Geochemistry of Lower Devonian terrigenous sedimentary rocks from the Belgian Ardenne: Source proxy and paleogeographic reconstruction

Major and trace element (Rb, Sr, Ba, Zr, Ni, V, Zn, Cr, Y, Ce) compositions are studied in Lower Devonian terrigenous sediments from the Dinant Synclinorium and Ardenne Anticline (Belgian Ardenne). Five cross sections encompassing 148 samples in19 formations have been studied. In the conventional [Al2O3+Fe2O3-K2O-Na2O]–[K2O]–[FeO+MgO] triangle, the rock compositions plot on the illite – chlorite tie line.

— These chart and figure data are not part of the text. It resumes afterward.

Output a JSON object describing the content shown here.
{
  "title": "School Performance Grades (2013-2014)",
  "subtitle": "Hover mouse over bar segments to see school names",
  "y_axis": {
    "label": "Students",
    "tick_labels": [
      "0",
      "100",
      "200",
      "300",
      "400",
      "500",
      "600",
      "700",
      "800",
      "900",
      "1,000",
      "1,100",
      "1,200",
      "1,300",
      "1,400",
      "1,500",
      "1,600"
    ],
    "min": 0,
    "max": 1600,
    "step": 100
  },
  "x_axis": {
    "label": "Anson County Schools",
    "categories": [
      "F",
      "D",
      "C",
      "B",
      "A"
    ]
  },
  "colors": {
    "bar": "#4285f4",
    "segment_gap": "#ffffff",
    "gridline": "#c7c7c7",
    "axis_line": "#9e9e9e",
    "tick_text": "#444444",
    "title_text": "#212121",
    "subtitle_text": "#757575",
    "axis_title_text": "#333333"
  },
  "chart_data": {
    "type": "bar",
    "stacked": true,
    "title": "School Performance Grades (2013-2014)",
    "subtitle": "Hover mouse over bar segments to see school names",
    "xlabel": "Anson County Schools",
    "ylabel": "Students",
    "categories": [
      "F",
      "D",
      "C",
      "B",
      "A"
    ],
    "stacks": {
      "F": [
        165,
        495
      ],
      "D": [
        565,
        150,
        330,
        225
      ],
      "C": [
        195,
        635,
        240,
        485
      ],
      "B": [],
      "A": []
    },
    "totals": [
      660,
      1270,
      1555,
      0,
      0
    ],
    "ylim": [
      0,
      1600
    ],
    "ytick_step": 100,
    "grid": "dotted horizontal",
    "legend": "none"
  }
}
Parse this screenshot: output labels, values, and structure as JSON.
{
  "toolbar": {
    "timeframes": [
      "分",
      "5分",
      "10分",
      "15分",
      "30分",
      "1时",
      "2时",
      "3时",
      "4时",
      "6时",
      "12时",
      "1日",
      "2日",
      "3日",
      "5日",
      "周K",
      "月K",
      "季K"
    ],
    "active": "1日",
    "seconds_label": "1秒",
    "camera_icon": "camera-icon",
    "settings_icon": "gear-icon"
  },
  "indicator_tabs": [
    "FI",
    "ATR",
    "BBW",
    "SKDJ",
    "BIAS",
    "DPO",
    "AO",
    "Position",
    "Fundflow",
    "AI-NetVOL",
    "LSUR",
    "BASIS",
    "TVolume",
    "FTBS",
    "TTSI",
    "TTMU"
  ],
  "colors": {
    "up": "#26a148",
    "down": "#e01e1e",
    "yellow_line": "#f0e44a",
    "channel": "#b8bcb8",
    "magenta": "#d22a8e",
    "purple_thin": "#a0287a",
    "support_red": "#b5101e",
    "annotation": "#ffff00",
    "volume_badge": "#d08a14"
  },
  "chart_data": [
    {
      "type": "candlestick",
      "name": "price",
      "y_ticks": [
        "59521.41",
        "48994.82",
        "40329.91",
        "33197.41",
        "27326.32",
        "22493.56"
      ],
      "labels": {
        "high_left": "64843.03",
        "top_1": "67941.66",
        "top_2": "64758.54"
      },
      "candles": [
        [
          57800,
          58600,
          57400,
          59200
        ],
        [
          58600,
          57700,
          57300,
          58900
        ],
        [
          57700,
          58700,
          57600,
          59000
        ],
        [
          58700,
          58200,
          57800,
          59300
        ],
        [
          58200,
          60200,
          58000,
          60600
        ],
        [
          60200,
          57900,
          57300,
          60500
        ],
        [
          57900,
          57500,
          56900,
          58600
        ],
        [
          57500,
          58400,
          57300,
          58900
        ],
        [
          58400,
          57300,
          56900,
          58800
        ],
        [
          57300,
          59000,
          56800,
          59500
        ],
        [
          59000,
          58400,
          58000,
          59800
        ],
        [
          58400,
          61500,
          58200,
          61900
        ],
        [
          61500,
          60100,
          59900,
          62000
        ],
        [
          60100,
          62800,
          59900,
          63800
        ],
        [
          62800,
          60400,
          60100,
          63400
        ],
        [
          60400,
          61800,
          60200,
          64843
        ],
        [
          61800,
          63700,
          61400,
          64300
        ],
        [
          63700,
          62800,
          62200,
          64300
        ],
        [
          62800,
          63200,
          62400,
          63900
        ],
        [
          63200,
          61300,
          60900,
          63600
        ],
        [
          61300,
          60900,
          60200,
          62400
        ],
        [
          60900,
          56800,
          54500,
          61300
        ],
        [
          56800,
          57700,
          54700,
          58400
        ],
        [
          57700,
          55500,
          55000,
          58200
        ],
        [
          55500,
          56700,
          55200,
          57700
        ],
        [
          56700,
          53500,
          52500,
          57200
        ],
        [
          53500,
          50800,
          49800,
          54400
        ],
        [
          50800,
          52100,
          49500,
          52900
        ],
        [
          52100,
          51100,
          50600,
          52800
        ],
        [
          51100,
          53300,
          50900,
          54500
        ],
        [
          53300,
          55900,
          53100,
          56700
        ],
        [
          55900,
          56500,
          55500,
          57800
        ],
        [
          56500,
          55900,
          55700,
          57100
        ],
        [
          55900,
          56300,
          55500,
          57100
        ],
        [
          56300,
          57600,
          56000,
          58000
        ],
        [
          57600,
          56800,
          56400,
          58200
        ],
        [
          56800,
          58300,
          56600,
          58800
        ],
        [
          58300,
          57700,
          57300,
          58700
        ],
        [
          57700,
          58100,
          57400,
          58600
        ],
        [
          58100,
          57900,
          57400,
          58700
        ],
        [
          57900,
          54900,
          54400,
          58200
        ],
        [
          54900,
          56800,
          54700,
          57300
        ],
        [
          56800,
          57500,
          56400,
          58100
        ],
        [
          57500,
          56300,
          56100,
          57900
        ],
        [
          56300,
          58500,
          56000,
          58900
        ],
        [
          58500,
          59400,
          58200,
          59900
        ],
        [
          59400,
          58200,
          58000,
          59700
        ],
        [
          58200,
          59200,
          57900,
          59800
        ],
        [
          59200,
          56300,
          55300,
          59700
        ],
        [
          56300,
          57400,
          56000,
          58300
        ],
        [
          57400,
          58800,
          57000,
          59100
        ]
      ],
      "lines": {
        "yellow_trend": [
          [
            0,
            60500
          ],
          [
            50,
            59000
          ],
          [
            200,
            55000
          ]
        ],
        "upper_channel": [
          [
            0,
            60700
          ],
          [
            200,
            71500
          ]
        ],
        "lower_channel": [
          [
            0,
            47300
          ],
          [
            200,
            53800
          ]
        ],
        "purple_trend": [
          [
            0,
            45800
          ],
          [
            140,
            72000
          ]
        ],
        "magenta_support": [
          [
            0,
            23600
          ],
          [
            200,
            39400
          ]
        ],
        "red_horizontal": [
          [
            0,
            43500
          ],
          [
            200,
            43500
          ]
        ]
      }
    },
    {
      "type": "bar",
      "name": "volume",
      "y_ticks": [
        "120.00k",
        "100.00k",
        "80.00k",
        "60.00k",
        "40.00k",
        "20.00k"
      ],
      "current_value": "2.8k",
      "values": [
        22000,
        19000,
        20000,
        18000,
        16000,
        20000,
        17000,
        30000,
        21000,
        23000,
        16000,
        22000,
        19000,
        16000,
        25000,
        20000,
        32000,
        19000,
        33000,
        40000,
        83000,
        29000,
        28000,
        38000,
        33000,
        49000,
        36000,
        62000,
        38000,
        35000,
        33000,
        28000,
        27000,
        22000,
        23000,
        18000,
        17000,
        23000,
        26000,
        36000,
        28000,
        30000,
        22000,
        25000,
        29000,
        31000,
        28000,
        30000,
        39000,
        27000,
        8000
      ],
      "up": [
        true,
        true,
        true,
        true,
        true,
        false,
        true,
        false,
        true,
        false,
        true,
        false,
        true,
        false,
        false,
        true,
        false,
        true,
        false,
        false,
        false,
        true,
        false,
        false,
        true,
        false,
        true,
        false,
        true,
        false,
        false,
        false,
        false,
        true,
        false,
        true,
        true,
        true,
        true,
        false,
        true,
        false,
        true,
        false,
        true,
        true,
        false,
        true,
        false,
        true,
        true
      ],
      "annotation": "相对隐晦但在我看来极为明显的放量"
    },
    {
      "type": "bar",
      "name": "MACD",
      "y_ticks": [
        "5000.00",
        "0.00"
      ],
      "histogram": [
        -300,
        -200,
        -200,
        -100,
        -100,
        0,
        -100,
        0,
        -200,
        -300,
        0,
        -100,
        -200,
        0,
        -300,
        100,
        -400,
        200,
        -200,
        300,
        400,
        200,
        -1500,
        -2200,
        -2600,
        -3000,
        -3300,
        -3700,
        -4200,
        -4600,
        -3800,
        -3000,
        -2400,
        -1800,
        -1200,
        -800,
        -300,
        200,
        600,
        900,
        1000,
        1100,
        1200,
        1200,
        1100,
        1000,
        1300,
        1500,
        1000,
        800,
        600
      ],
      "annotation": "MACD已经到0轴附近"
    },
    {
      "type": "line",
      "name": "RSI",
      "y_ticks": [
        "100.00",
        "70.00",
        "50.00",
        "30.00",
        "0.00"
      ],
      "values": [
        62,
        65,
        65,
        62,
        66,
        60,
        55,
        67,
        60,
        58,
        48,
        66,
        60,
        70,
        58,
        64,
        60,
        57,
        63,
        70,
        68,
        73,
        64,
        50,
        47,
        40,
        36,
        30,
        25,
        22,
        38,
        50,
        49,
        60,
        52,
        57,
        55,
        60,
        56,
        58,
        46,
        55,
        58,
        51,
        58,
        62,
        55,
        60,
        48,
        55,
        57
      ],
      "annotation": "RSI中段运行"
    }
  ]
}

This suggests that (1) the mineral association has reached equilibrium in the pressure and temperature range of the postdepositional evolution of the sediments; (2) the chemical system was open and K was a mobile component. Although the original composition of the sediment was modified, the AAFM = Al2O3/Al2O3+FeOt+MgO parameter that reflects the illite - chlorite proportions can be used as a proxy of the source composition. A principal component analysis of the major and trace element compositions permits to define the behaviour of various elements currently used as proxies of various processes. Noteworthy it is shown that Ti, V and part of Cr are correlated with the illite proportion and part of Cr, together with Zr, with resistate minerals such as quartz, chromite and zircon. The evolution with stratigraphic age in the 5 cross sections of the AAFM proxy reveals that there is a major change in the northern part of the Ardenne Anticline at the limit between the Mirwart Formation and younger formations, corresponding approximately to the Lochkovian to Pragian transition. There is a clear shift from an aluminium-rich source to a more conventional chlorite-rich source. In the paleogeographic evolution of this region the only possible source of the aluminium-rich sediment is the Rocroi Massif. This conclusion confirms sedimentological and palynological evidence that a “Rocroi Island” existed in the Lochkovian Sea. A decrease in Zr concentrations with distance to the Rocroi Massif also supports this hypothesis. The stratigraphic evolution of several parameters shows local variations that can be attributed to variable streams and depositional conditions in an alluvial deltaic or shallow sea environment.